When NOT to fine-tune:

• You haven’t maxed out prompt engineering first
• Your data changes frequently (fine-tuned model is static; RAG is dynamic)
• You have < 100 examples (not enough for meaningful generalization)

Fine-tuning with Claude (API-based)

Anthropic supports fine-tuning on Claude models. You provide JSONL training data:

# Prepare training data (JSONL format)
import json

training_examples = [
    {
        "messages": [
            {"role": "user", "content": "Classify this review: 'Great product, fast delivery!'"},
            {"role": "assistant", "content": '{"sentiment": "positive", "category": "product_quality", "confidence": 0.95}'},
        ]
    },
    {
        "messages": [
            {"role": "user", "content": "Classify this review: 'Arrived damaged and no response from support'"},
            {"role": "assistant", "content": '{"sentiment": "negative", "category": "customer_service", "confidence": 0.98}'},
        ]
    },
    # ... 100-1000+ more examples
]

# Write to JSONL file
with open("training_data.jsonl", "w") as f:
    for ex in training_examples:
        f.write(json.dumps(ex) + "\n")

import anthropic

client = anthropic.Anthropic()

# Upload training data
with open("training_data.jsonl", "rb") as f:
    file = client.beta.files.upload(
        file=("training_data.jsonl", f, "application/jsonl"),
    )

# Create fine-tuning job
job = client.fine_tuning.jobs.create(
    model="claude-haiku-4-5-20251001",   # base model
    training_file=file.id,
    hyperparameters={
        "n_epochs": 3,
        "batch_size": 4,
        "learning_rate_multiplier": 1.0,
    },
)
print(f"Job ID: {job.id}, Status: {job.status}")

# Poll until complete
import time
while job.status not in ("succeeded", "failed"):
    time.sleep(30)
    job = client.fine_tuning.jobs.retrieve(job.id)
    print(f"Status: {job.status}")

fine_tuned_model = job.fine_tuned_model

LoRA — Low-Rank Adaptation (for open-source models)

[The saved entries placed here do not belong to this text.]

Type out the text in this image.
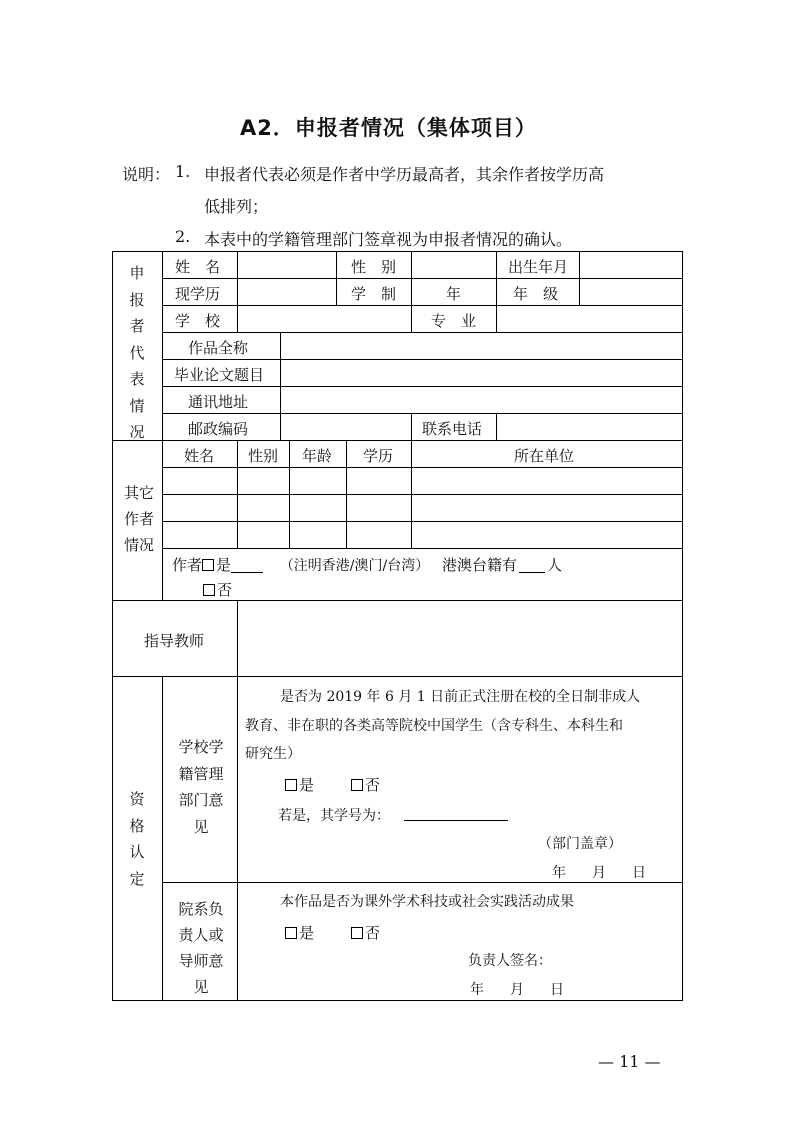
A2．申报者情况（集体项目）
说明： 1. 申报者代表必须是作者中学历最高者，其余作者按学历高
低排列；
2. 本表中的学籍管理部门签章视为申报者情况的确认。
申报者代表情况
姓　名	性　别	出生年月
现学历	学　制	年	年　级
学　校	专　业
作品全称
毕业论文题目
通讯地址
邮政编码	联系电话
其它作者情况
姓名 性别 年龄 学历	所在单位
作者 是	（注明香港/澳门/台湾） 港澳台籍有 人
否
指导教师
资格认定
学校学籍管理部门意见
是否为 2019 年 6 月 1 日前正式注册在校的全日制非成人
教育、非在职的各类高等院校中国学生（含专科生、本科生和
研究生）
是	否
若是，其学号为：
（部门盖章）
年 月 日
院系负责人或导师意见
本作品是否为课外学术科技或社会实践活动成果
是	否
负责人签名：
年 月 日
— 11 —
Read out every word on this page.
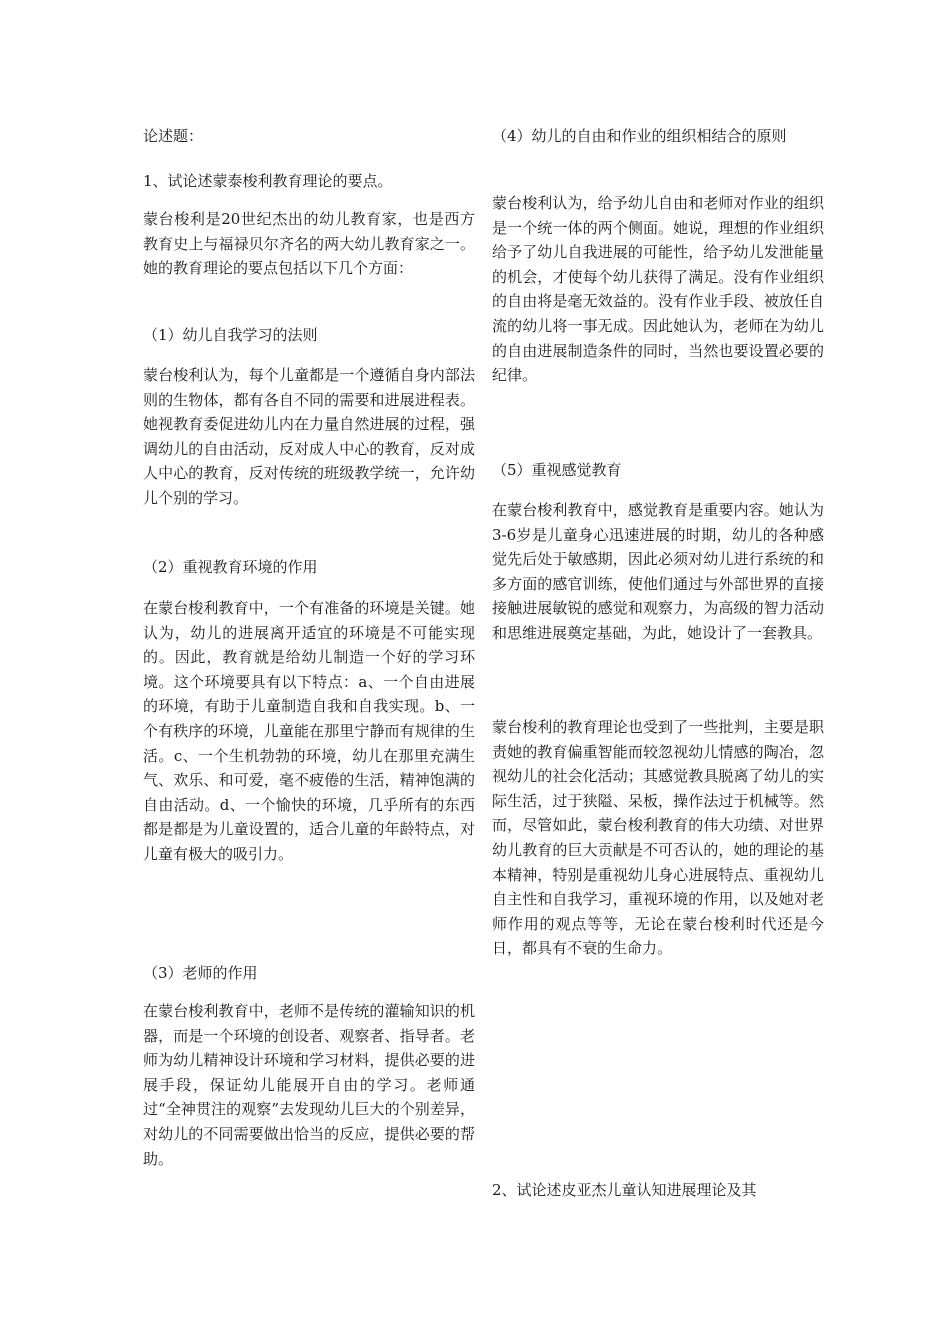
论述题：

1、试论述蒙泰梭利教育理论的要点。

蒙台梭利是20世纪杰出的幼儿教育家，也是西方教育史上与福禄贝尔齐名的两大幼儿教育家之一。她的教育理论的要点包括以下几个方面：

（1）幼儿自我学习的法则

蒙台梭利认为，每个儿童都是一个遵循自身内部法则的生物体，都有各自不同的需要和进展进程表。她视教育委促进幼儿内在力量自然进展的过程，强调幼儿的自由活动，反对成人中心的教育，反对成人中心的教育，反对传统的班级教学统一，允许幼儿个别的学习。

（2）重视教育环境的作用

在蒙台梭利教育中，一个有准备的环境是关键。她认为，幼儿的进展离开适宜的环境是不可能实现的。因此，教育就是给幼儿制造一个好的学习环境。这个环境要具有以下特点：a、一个自由进展的环境，有助于儿童制造自我和自我实现。b、一个有秩序的环境，儿童能在那里宁静而有规律的生活。c、一个生机勃勃的环境，幼儿在那里充满生气、欢乐、和可爱，毫不疲倦的生活，精神饱满的自由活动。d、一个愉快的环境，几乎所有的东西都是都是为儿童设置的，适合儿童的年龄特点，对儿童有极大的吸引力。

（3）老师的作用

在蒙台梭利教育中，老师不是传统的灌输知识的机器，而是一个环境的创设者、观察者、指导者。老师为幼儿精神设计环境和学习材料，提供必要的进展手段，保证幼儿能展开自由的学习。老师通过“全神贯注的观察”去发现幼儿巨大的个别差异，对幼儿的不同需要做出恰当的反应，提供必要的帮助。

（4）幼儿的自由和作业的组织相结合的原则

蒙台梭利认为，给予幼儿自由和老师对作业的组织是一个统一体的两个侧面。她说，理想的作业组织给予了幼儿自我进展的可能性，给予幼儿发泄能量的机会，才使每个幼儿获得了满足。没有作业组织的自由将是毫无效益的。没有作业手段、被放任自流的幼儿将一事无成。因此她认为，老师在为幼儿的自由进展制造条件的同时，当然也要设置必要的纪律。

（5）重视感觉教育

在蒙台梭利教育中，感觉教育是重要内容。她认为3-6岁是儿童身心迅速进展的时期，幼儿的各种感觉先后处于敏感期，因此必须对幼儿进行系统的和多方面的感官训练，使他们通过与外部世界的直接接触进展敏锐的感觉和观察力，为高级的智力活动和思维进展奠定基础，为此，她设计了一套教具。

蒙台梭利的教育理论也受到了一些批判，主要是职责她的教育偏重智能而较忽视幼儿情感的陶冶，忽视幼儿的社会化活动；其感觉教具脱离了幼儿的实际生活，过于狭隘、呆板，操作法过于机械等。然而，尽管如此，蒙台梭利教育的伟大功绩、对世界幼儿教育的巨大贡献是不可否认的，她的理论的基本精神，特别是重视幼儿身心进展特点、重视幼儿自主性和自我学习，重视环境的作用，以及她对老师作用的观点等等，无论在蒙台梭利时代还是今日，都具有不衰的生命力。

2、试论述皮亚杰儿童认知进展理论及其
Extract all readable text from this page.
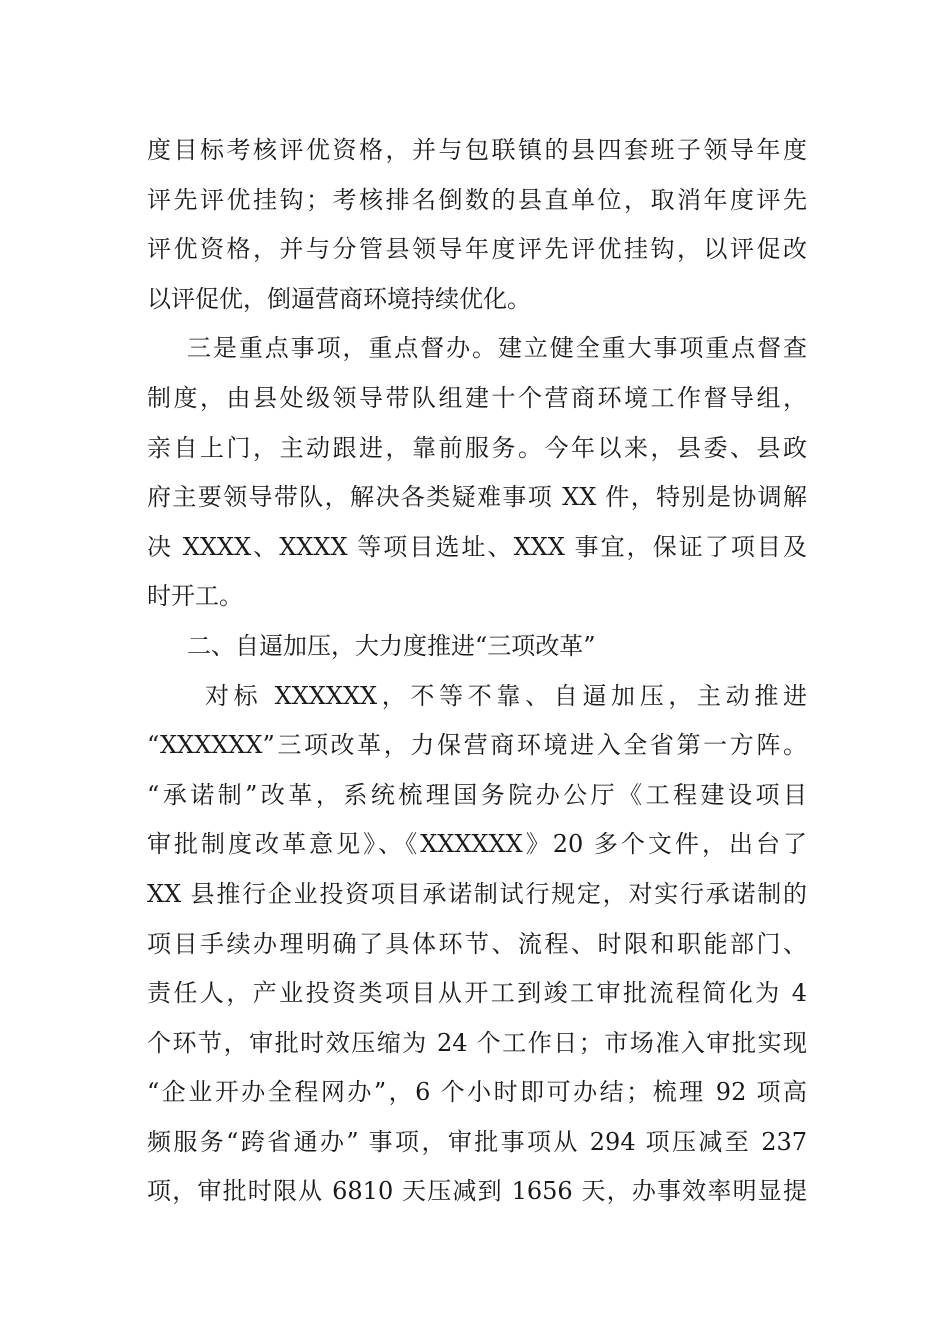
度目标考核评优资格，并与包联镇的县四套班子领导年度
评先评优挂钩；考核排名倒数的县直单位，取消年度评先
评优资格，并与分管县领导年度评先评优挂钩，以评促改
以评促优，倒逼营商环境持续优化。
三是重点事项，重点督办。建立健全重大事项重点督查
制度，由县处级领导带队组建十个营商环境工作督导组，
亲自上门，主动跟进，靠前服务。今年以来，县委、县政
府主要领导带队，解决各类疑难事项 XX 件，特别是协调解
决 XXXX、XXXX 等项目选址、XXX 事宜，保证了项目及
时开工。
二、自逼加压，大力度推进“三项改革”
对标 XXXXXX，不等不靠、自逼加压，主动推进
“XXXXXX”三项改革，力保营商环境进入全省第一方阵。
“承诺制”改革，系统梳理国务院办公厅《工程建设项目
审批制度改革意见》、《XXXXXX》20 多个文件，出台了
XX 县推行企业投资项目承诺制试行规定，对实行承诺制的
项目手续办理明确了具体环节、流程、时限和职能部门、
责任人，产业投资类项目从开工到竣工审批流程简化为 4
个环节，审批时效压缩为 24 个工作日；市场准入审批实现
“企业开办全程网办”，6 个小时即可办结；梳理 92 项高
频服务“跨省通办” 事项，审批事项从 294 项压减至 237
项，审批时限从 6810 天压减到 1656 天，办事效率明显提
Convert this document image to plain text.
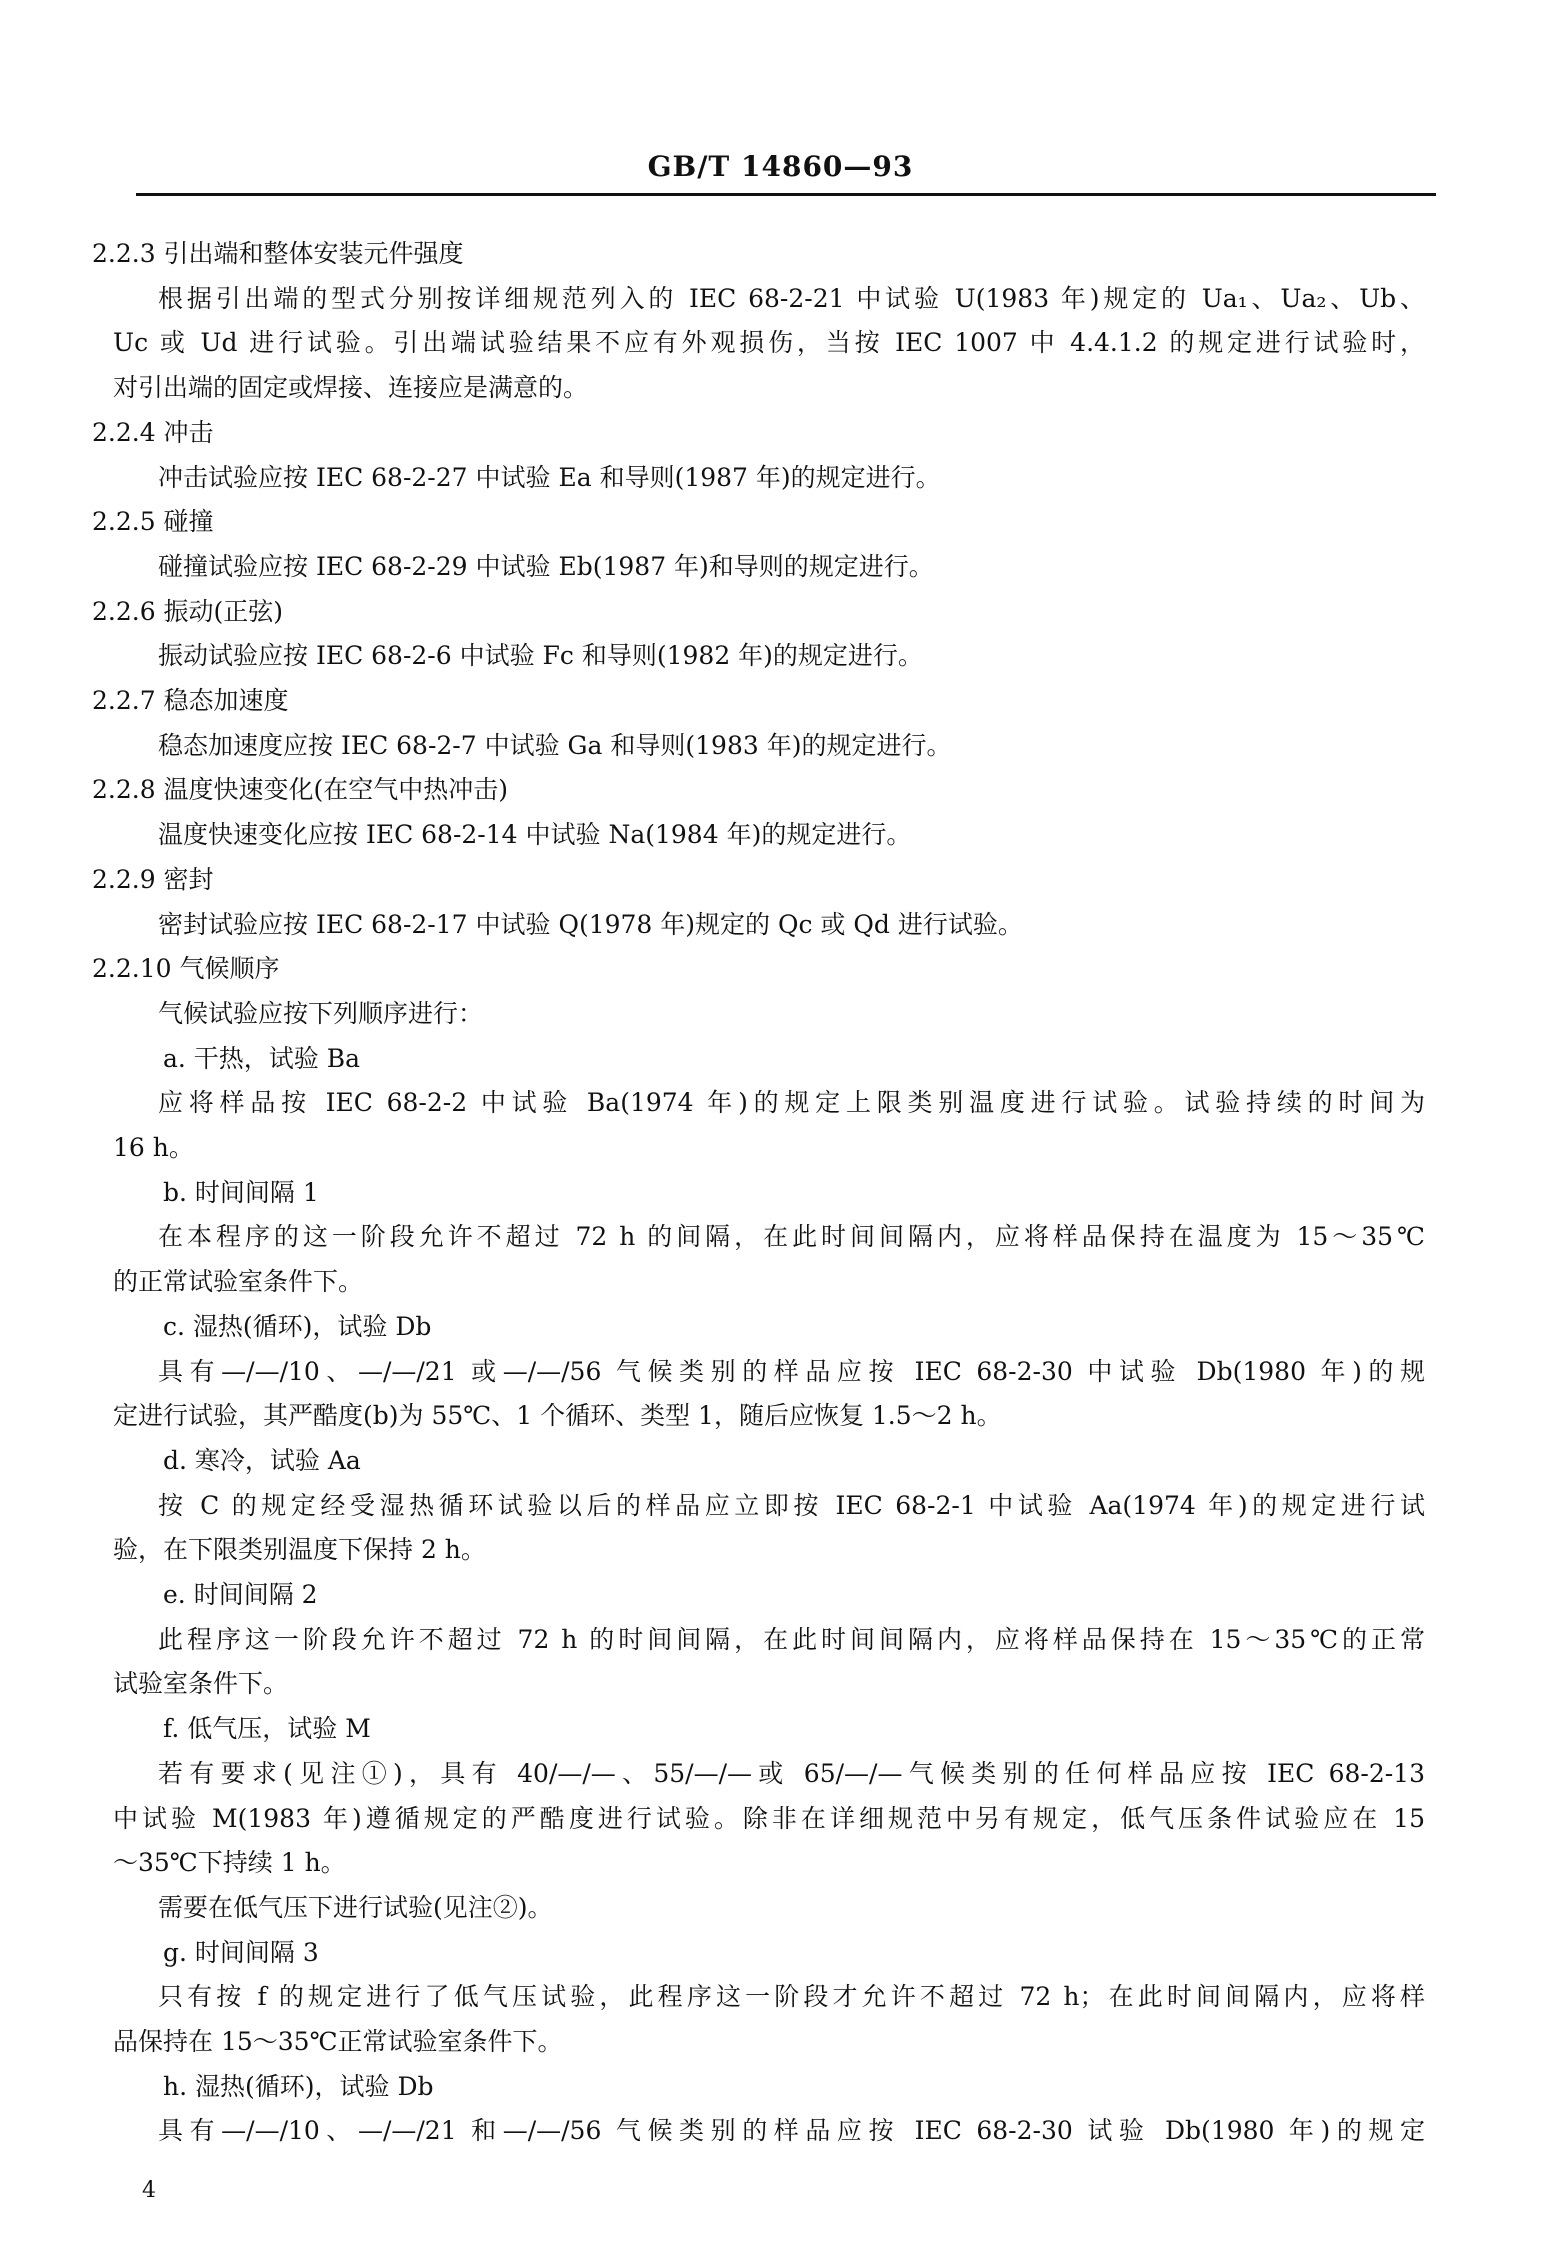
GB/T 14860—93
2.2.3 引出端和整体安装元件强度
根据引出端的型式分别按详细规范列入的 IEC 68-2-21 中试验 U(1983 年)规定的 Ua₁、Ua₂、Ub、
Uc 或 Ud 进行试验。引出端试验结果不应有外观损伤，当按 IEC 1007 中 4.4.1.2 的规定进行试验时，
对引出端的固定或焊接、连接应是满意的。
2.2.4 冲击
冲击试验应按 IEC 68-2-27 中试验 Ea 和导则(1987 年)的规定进行。
2.2.5 碰撞
碰撞试验应按 IEC 68-2-29 中试验 Eb(1987 年)和导则的规定进行。
2.2.6 振动(正弦)
振动试验应按 IEC 68-2-6 中试验 Fc 和导则(1982 年)的规定进行。
2.2.7 稳态加速度
稳态加速度应按 IEC 68-2-7 中试验 Ga 和导则(1983 年)的规定进行。
2.2.8 温度快速变化(在空气中热冲击)
温度快速变化应按 IEC 68-2-14 中试验 Na(1984 年)的规定进行。
2.2.9 密封
密封试验应按 IEC 68-2-17 中试验 Q(1978 年)规定的 Qc 或 Qd 进行试验。
2.2.10 气候顺序
气候试验应按下列顺序进行：
a. 干热，试验 Ba
应将样品按 IEC 68-2-2 中试验 Ba(1974 年)的规定上限类别温度进行试验。试验持续的时间为
16 h。
b. 时间间隔 1
在本程序的这一阶段允许不超过 72 h 的间隔，在此时间间隔内，应将样品保持在温度为 15～35℃
的正常试验室条件下。
c. 湿热(循环)，试验 Db
具有—/—/10、—/—/21 或—/—/56 气候类别的样品应按 IEC 68-2-30 中试验 Db(1980 年)的规
定进行试验，其严酷度(b)为 55℃、1 个循环、类型 1，随后应恢复 1.5～2 h。
d. 寒冷，试验 Aa
按 C 的规定经受湿热循环试验以后的样品应立即按 IEC 68-2-1 中试验 Aa(1974 年)的规定进行试
验，在下限类别温度下保持 2 h。
e. 时间间隔 2
此程序这一阶段允许不超过 72 h 的时间间隔，在此时间间隔内，应将样品保持在 15～35℃的正常
试验室条件下。
f. 低气压，试验 M
若有要求(见注①)，具有 40/—/—、55/—/—或 65/—/—气候类别的任何样品应按 IEC 68-2-13
中试验 M(1983 年)遵循规定的严酷度进行试验。除非在详细规范中另有规定，低气压条件试验应在 15
～35℃下持续 1 h。
需要在低气压下进行试验(见注②)。
g. 时间间隔 3
只有按 f 的规定进行了低气压试验，此程序这一阶段才允许不超过 72 h；在此时间间隔内，应将样
品保持在 15～35℃正常试验室条件下。
h. 湿热(循环)，试验 Db
具有—/—/10、—/—/21 和—/—/56 气候类别的样品应按 IEC 68-2-30 试验 Db(1980 年)的规定
4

Fine-tuning a 70B parameter model requires massive GPU memory. LoRA solves this by adding small trainable “adapter” matrices instead of updating the full weights.

The math:

Original weight matrix W (d × k dimensions):
  Full fine-tune: update all d×k parameters

LoRA: W = W_original + B × A
  A shape: (r × k), B shape: (d × r)
  Where r << min(d, k) — the "rank" (typically 4–64)
  
  d=4096, k=4096, r=16:
  Full params:    4096 × 4096 = 16.7M
  LoRA params:    (4096 × 16) + (16 × 4096) = 131K  (125× fewer!)

With Hugging Face PEFT:

from transformers import AutoModelForCausalLM, AutoTokenizer
from peft import LoraConfig, get_peft_model, TaskType

# Load base model (in 4-bit quantization to fit in GPU memory)
from transformers import BitsAndBytesConfig
import torch

bnb_config = BitsAndBytesConfig(
    load_in_4bit=True,
    bnb_4bit_compute_dtype=torch.bfloat16,
)

model = AutoModelForCausalLM.from_pretrained(
    "meta-llama/Llama-3.1-8B-Instruct",
    quantization_config=bnb_config,
    device_map="auto",
)

# Apply LoRA adapters
lora_config = LoraConfig(
    task_type=TaskType.CAUSAL_LM,
    r=16,                    # rank — higher = more capacity, more params
    lora_alpha=32,           # scaling factor (usually 2×r)
    target_modules=["q_proj", "v_proj"],  # which layers to adapt
    lora_dropout=0.1,
    bias="none",
)
model = get_peft_model(model, lora_config)
model.print_trainable_parameters()
# → trainable params: 4,194,304 || all params: 8,032,776,192 || trainable%: 0.052%

Training loop (simplified):

from transformers import Trainer, TrainingArguments

training_args = TrainingArguments(
    output_dir="./lora_output",
    num_train_epochs=3,
    per_device_train_batch_size=4,
    gradient_accumulation_steps=4,
    learning_rate=2e-4,
    fp16=True,
    logging_steps=10,
    save_strategy="epoch",
)

trainer = Trainer(
    model=model,
    args=training_args,
    train_dataset=train_dataset,
    eval_dataset=eval_dataset,
)
trainer.train()
model.save_pretrained("./lora_adapters")  # only saves the small LoRA weights (~50MB)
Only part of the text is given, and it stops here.